Une défense reformulée entre 2024 et 2026

Lors du premier procès, la ligne défensive semblait catégorique et négatrice : « Nous n’avons violé aucune règle. » Cette déclaration, tenue le 30 septembre 2024, résumait alors la posture publique de la prévenue face aux accusations liées aux assistants parlementaires.

Le 14 janvier 2026, à l’ouverture du procès en appel, l’argumentaire présenté par la défense a pris un tour distinct. Rodolphe Bosselut a insisté sur le caractère contextualisé et institutionnel des pratiques reprochées, affirmant : « Il y avait une pratique parlementaire qui était considérée par les députés RN comme une pratique autorisée et, du jour au lendemain, le Parlement européen nous dit : “Non, les règles que vous avez cru être les bonnes ne sont pas les bonnes”. »

Cette formulation recentre le débat sur l’interprétation des règles et la perception d’une pratique admise au sein d’un groupe politique. La défense met en avant une incertitude normative : selon elle, les députés concernés croyaient agir conformément à des usages parlementaires alors que l’institution européenne en a décidé autrement.

Sanctions et conséquences politiques

Le premier procès avait abouti à une condamnation lourde pour Marine Le Pen. Elle a été condamnée à quatre ans d’emprisonnement, dont deux ans fermes assortis d’un bracelet électronique, ainsi qu’à cinq ans d’inéligibilité. L’exécution de la peine a été décrétée provisoire, c’est‑à‑dire immédiate, ce qui empêche pour l’heure Mme Le Pen de se présenter à l’élection présidentielle de 2027.

Ces décisions de justice ont une double portée. Sur le plan judiciaire, la condamnation et l’exécution provisoire ouvrent la voie à des recours en appel, qui cherchent soit à modifier la peine, soit à réexaminer la qualification des faits. Sur le plan politique, la sanction d’inéligibilité touche directement l’horizon de candidature de la présidente du RN pour 2027. Le caractère immédiat de l’exécution rend la situation concrète et contraignante avant l’issue du second procès.

Franck Johannès, journaliste au Monde qui suit la procédure, résume l’enjeu : Marine Le Pen « joue son avenir à la fois politique à court terme, mais même définitif ». Cette appréciation souligne que le procès et son issue ont des implications qui dépassent la seule sphère pénale, en se répercutant sur la trajectoire politique d’une personnalité nationale.

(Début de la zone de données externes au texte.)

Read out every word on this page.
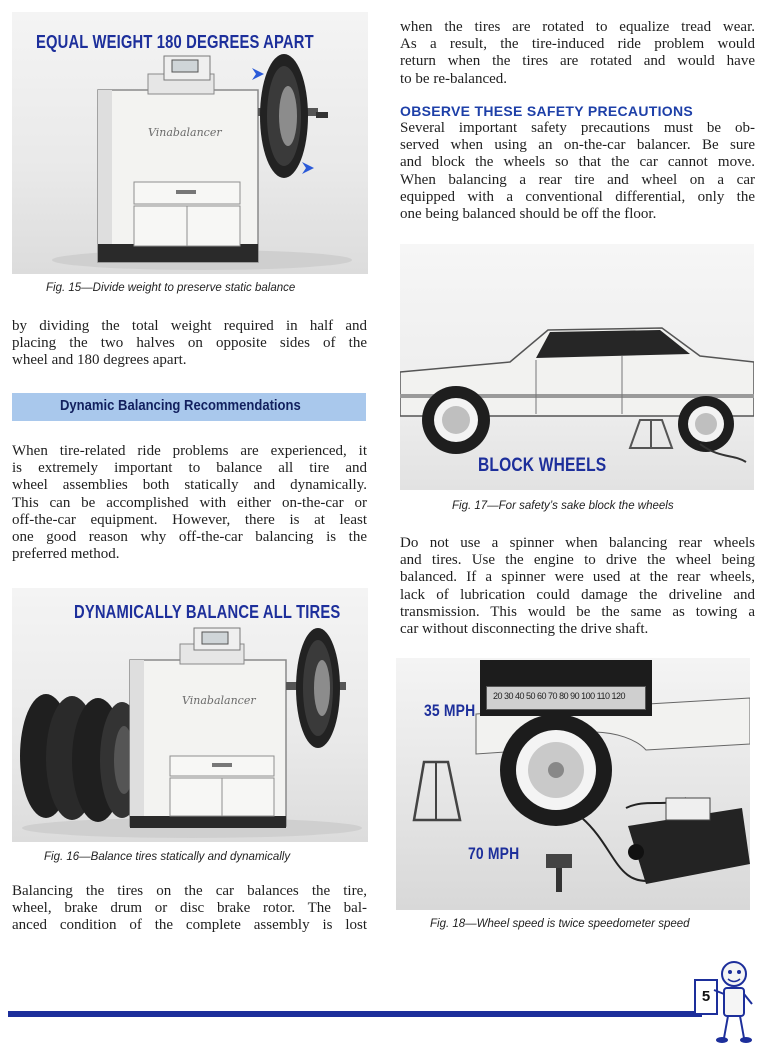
Vinabalancer
EQUAL WEIGHT 180 DEGREES APART
Fig. 15—Divide weight to preserve static balance
by dividing the total weight required in half and
placing the two halves on opposite sides of the
wheel and 180 degrees apart.
Dynamic Balancing Recommendations
When tire-related ride problems are experienced, it
is extremely important to balance all tire and
wheel assemblies both statically and dynamically.
This can be accomplished with either on-the-car or
off-the-car equipment. However, there is at least
one good reason why off-the-car balancing is the
preferred method.
Vinabalancer
DYNAMICALLY BALANCE ALL TIRES
Fig. 16—Balance tires statically and dynamically
Balancing the tires on the car balances the tire,
wheel, brake drum or disc brake rotor. The bal-
anced condition of the complete assembly is lost
when the tires are rotated to equalize tread wear.
As a result, the tire-induced ride problem would
return when the tires are rotated and would have
to be re-balanced.
OBSERVE THESE SAFETY PRECAUTIONS
Several important safety precautions must be ob-
served when using an on-the-car balancer. Be sure
and block the wheels so that the car cannot move.
When balancing a rear tire and wheel on a car
equipped with a conventional differential, only the
one being balanced should be off the floor.
BLOCK WHEELS
Fig. 17—For safety’s sake block the wheels
Do not use a spinner when balancing rear wheels
and tires. Use the engine to drive the wheel being
balanced. If a spinner were used at the rear wheels,
lack of lubrication could damage the driveline and
transmission. This would be the same as towing a
car without disconnecting the drive shaft.
20 30 40 50 60 70 80 90 100 110 120
35 MPH
70 MPH
Fig. 18—Wheel speed is twice speedometer speed
5
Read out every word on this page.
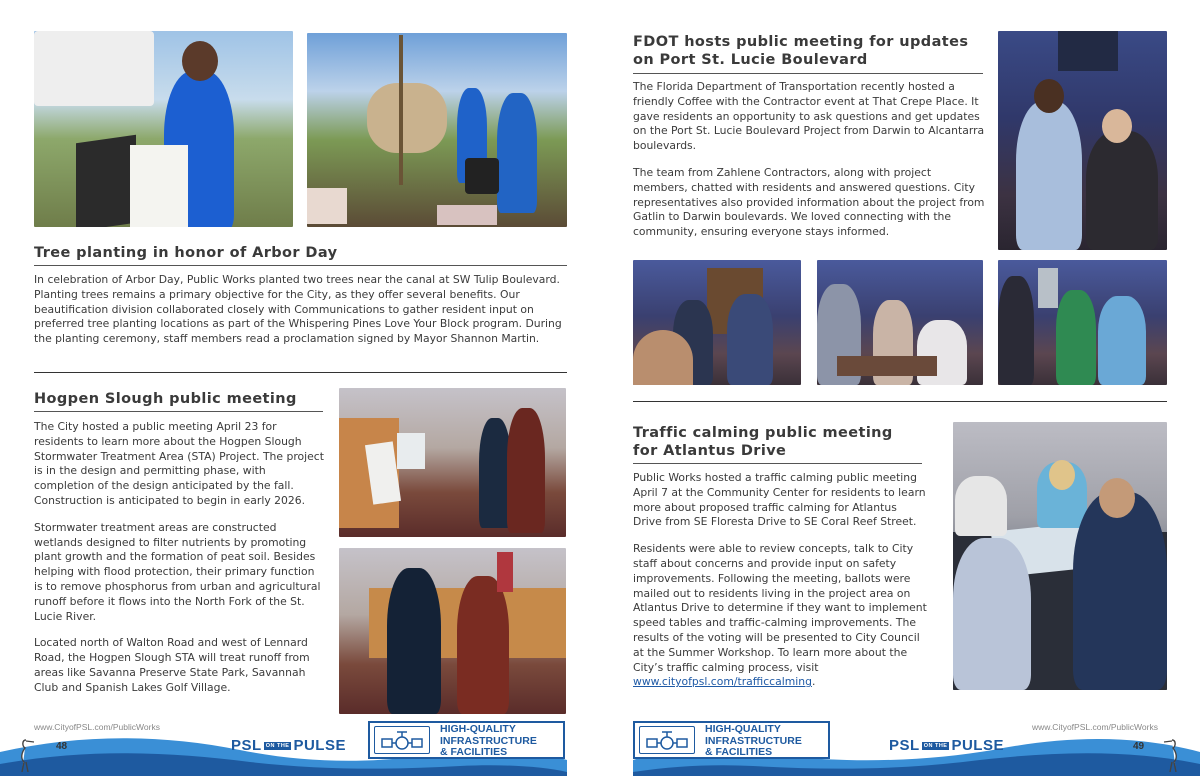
Tree planting in honor of Arbor Day

In celebration of Arbor Day, Public Works planted two trees near the canal at SW Tulip Boulevard. Planting trees remains a primary objective for the City, as they offer several benefits. Our beautification division collaborated closely with Communications to gather resident input on preferred tree planting locations as part of the Whispering Pines Love Your Block program. During the planting ceremony, staff members read a proclamation signed by Mayor Shannon Martin.

Hogpen Slough public meeting

The City hosted a public meeting April 23 for residents to learn more about the Hogpen Slough Stormwater Treatment Area (STA) Project. The project is in the design and permitting phase, with completion of the design anticipated by the fall. Construction is anticipated to begin in early 2026.

Stormwater treatment areas are constructed wetlands designed to filter nutrients by promoting plant growth and the formation of peat soil. Besides helping with flood protection, their primary function is to remove phosphorus from urban and agricultural runoff before it flows into the North Fork of the St. Lucie River.

Located north of Walton Road and west of Lennard Road, the Hogpen Slough STA will treat runoff from areas like Savanna Preserve State Park, Savannah Club and Spanish Lakes Golf Village.

www.CityofPSL.com/PublicWorks
48	PSL ON THE PULSE
HIGH-QUALITY
INFRASTRUCTURE
& FACILITIES
FDOT hosts public meeting for updates on Port St. Lucie Boulevard

The Florida Department of Transportation recently hosted a friendly Coffee with the Contractor event at That Crepe Place. It gave residents an opportunity to ask questions and get updates on the Port St. Lucie Boulevard Project from Darwin to Alcantarra boulevards.

The team from Zahlene Contractors, along with project members, chatted with residents and answered questions. City representatives also provided information about the project from Gatlin to Darwin boulevards. We loved connecting with the community, ensuring everyone stays informed.

Traffic calming public meeting for Atlantus Drive

Public Works hosted a traffic calming public meeting April 7 at the Community Center for residents to learn more about proposed traffic calming for Atlantus Drive from SE Floresta Drive to SE Coral Reef Street.

Residents were able to review concepts, talk to City staff about concerns and provide input on safety improvements. Following the meeting, ballots were mailed out to residents living in the project area on Atlantus Drive to determine if they want to implement speed tables and traffic-calming improvements. The results of the voting will be presented to City Council at the Summer Workshop. To learn more about the City’s traffic calming process, visit www.cityofpsl.com/trafficcalming.

www.CityofPSL.com/PublicWorks
PSL ON THE PULSE	49
HIGH-QUALITY
INFRASTRUCTURE
& FACILITIES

Procès en appel : portée et limites

Le procès en appel se concentre sur la réévaluation des faits et sur la manière dont les règles ont été appliquées et interprétées. Il ne remet pas automatiquement en cause l’origine des accusations mais permet d’examiner les éléments de droit, la proportionnalité des peines et les circonstances invoquées par la défense.

La défense insiste ici sur une controverse d’interprétation : selon elle, il existait une pratique parlementaire considérée comme admise par les députés RN, et le changement d’appréciation du Parlement européen serait intervenu « du jour au lendemain ». Ce point met au centre du litige la question de l’information et de la compréhension des règles applicables aux assistants parlementaires.

Enjeux pour le Rassemblement national

Le procès et ses répercussions judiciaires affectent aussi le parti lui‑même. Le changement de nom du Front national en Rassemblement national en 2018 figure dans le contexte factuel du dossier, mais c’est le devenir politique et électoral qui est visé par les sanctions d’inéligibilité et par la visibilité médiatique des audiences.

À ce stade, la procédure d’appel constitue l’étape déterminante suivante. Elle doit permettre d’examiner si la condamnation et les mesures prises à l’issue du premier procès resteront en l’état, seront allégées, ou feront l’objet d’autres dispositions judiciaires. En attendant, la situation juridique et politique de Marine Le Pen reste encadrée par la condamnation prononcée et par l’exécution provisoire qui en découle.